OUR FIRST FEW married Christmases were not much different from our single ones. The redefinition of my family as five grown-ups instead of four meant little in terms of celebrations like Christmas. It was we who migrated to my parents’ empty nest. in search of the sustenance that had filled us during so many holidays in the past.

But there was a turning point, and it occurred in 1974-a year in which December 25 fell on a Wednesday. Suspended midweek, with work days on either side, the day seemed somehow less legitimate, less worthy of the annual trek to Dallas from Manhattan. We decided to celebrate alone.

It was then that I discovered how weighty are the trappings of mother-daughterhood. For the first time, almost by reflex, I went into gear as the Real Provider of Christmas. I felt compelled to re-create the holiday meal of memory-roast turkey with cornbread stuffing, sweet potatoes in orange shells, cranberry sauce, saut?ed string beans, creamed onions, candied apples, mincemeat and pumpkin pies. Two friends, also prisoners of the precarious placement of Christmas, agreed to join us. For days, I scooped orange pulp and crumbled corn-bread. I dangled apple slices in bubbly cinnamon brew. Christmas morning, just after I slipped the turkey into its final roasting place, our friends canceled. She had the flu.

As we sat down at our table laden to shameful excess, we felt utterly alone. We told ourselves we should round up all the Bowery bums and share with them.

We didn’t. We walked up 86th Street and stood in line to see The Godfather. Going to the movies on Christmas-even one with the violence of the Corleones-seemed somehow appropriate to the emptiness of that day.

But as hard as I tried to be Mother Christmas, it probably wasn’t until our sons were born that I experienced my first true married Christmas. We’ve grappled with the crucial question of whether Santa wraps his gifts or not. We’ve labored over a crudely constructed gingerbread house. We’ve been assaulted by incessantly verbalized wish lists (Michael Jackson Cabbage Patch doll. Snoopy Sno-cone machine, “a beeg gun to pow my brofer wif”). Somehow it all rings truer than that chilly Wednesday in New York. But I still occasionally wonder, when is the real mother going to show up?

-Ruth Miller Fitzgibbons

A DIVORCED CHRISTMAS



AN OLD NEWSPAPER friend of mine, whose marriage intermittently sailed through perilous waters, once told me that long ago he discarded the idea of divorcing his wife.
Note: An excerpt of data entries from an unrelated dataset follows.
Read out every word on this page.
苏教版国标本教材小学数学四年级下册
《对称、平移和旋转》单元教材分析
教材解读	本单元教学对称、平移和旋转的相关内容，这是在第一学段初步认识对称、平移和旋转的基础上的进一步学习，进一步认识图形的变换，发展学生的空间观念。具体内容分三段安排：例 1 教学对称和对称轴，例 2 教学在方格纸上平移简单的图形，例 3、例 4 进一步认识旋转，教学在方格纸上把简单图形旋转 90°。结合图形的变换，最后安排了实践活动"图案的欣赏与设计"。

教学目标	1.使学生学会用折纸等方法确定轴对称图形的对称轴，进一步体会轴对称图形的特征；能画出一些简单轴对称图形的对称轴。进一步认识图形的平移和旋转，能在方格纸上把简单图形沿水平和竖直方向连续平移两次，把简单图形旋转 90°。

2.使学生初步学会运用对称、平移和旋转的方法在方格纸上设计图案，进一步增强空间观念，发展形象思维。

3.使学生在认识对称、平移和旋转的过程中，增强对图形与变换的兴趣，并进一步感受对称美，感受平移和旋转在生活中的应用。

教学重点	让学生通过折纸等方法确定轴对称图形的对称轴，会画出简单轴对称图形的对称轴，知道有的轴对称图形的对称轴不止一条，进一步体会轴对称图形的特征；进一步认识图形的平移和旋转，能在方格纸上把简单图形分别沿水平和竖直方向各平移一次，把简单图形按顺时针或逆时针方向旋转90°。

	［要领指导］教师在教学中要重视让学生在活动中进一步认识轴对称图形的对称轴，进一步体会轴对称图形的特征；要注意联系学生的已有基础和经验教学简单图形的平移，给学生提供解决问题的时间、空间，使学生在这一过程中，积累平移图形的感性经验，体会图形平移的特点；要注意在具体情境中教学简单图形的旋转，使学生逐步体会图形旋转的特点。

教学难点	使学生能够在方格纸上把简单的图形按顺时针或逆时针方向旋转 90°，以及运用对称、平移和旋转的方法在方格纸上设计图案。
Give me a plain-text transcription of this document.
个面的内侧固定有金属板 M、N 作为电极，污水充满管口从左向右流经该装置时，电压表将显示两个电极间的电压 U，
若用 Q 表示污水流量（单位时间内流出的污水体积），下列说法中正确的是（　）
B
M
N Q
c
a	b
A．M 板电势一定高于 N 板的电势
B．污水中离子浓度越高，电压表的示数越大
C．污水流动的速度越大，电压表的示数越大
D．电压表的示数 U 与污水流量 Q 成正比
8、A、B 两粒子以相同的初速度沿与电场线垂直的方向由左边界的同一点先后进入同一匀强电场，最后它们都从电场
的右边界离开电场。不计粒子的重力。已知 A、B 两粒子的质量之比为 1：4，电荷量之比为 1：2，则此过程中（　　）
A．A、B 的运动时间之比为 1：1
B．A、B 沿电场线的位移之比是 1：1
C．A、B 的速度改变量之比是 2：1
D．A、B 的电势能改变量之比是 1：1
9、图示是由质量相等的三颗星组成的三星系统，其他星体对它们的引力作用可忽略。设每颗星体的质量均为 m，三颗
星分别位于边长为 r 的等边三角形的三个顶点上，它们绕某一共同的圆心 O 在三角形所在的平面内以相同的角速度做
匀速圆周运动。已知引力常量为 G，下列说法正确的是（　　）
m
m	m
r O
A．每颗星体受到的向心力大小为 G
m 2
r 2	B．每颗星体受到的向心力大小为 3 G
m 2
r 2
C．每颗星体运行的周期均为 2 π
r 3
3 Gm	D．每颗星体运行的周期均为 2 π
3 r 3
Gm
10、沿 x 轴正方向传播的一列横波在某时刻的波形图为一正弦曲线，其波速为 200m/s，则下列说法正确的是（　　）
Even if his bride became an ex-wife, he said, she’d still maintain possession of one of the real joys of his life: his children. At the time, I nodded as if to understand, but I guess I never really did.

I do now. For so many years, Christmas meant to me (nuclear) family dinners, selecting and decorating a tree that reached the living-room ceiling, assembling toys on Christmas Eve just after the children went to bed, and wrapping presents locked away in a bedroom. But the best time of all began early on Christmas morning, when I was awakened by little hands gently tapping on my shoulder.

It was in 1982 that I experienced my first divorced Christmas. My ex-wife and I, assisted by lawyers, agreed that one year my little boy and girl would spend Christmas Eve with me and Christmas Day with her. The following year, we would switch days, hi fairness, I’d have to say my ex-wife is very generous in letting me spend time with the children. But somehow at Christmas, we live by the letter of the law-or should I say decree.

What it all boils down to is that I no longer awaken with the kids on Christmas morning, since I either get them Christmas Eve until 9 or 10 p.m. or I pick them up at 8 a.m. on Christmas Day. But Christmas 1982 also changed in several other ways. Suddenly, the large tree was replaced with a little one, most of the wrapping was’ done alone, the dinners were shared with my parents and other loved ones. The child-support payments needed “supplementing” for Christmas gifts that, for the most part, were suggested by Mom.

Two years later, I remain willing to run up the MasterCard, take the kids to the grandparents’ for turkey dinner, and be available when Santa Claus hits the Dallas shopping malls. I’m even happy to cart those “some assembly required” toys to my apartment or assemble them quietly in the cold garage of which I’m still a 50 percent absentee owner.

But inside, I’ll always wish it could be different, especially for the children.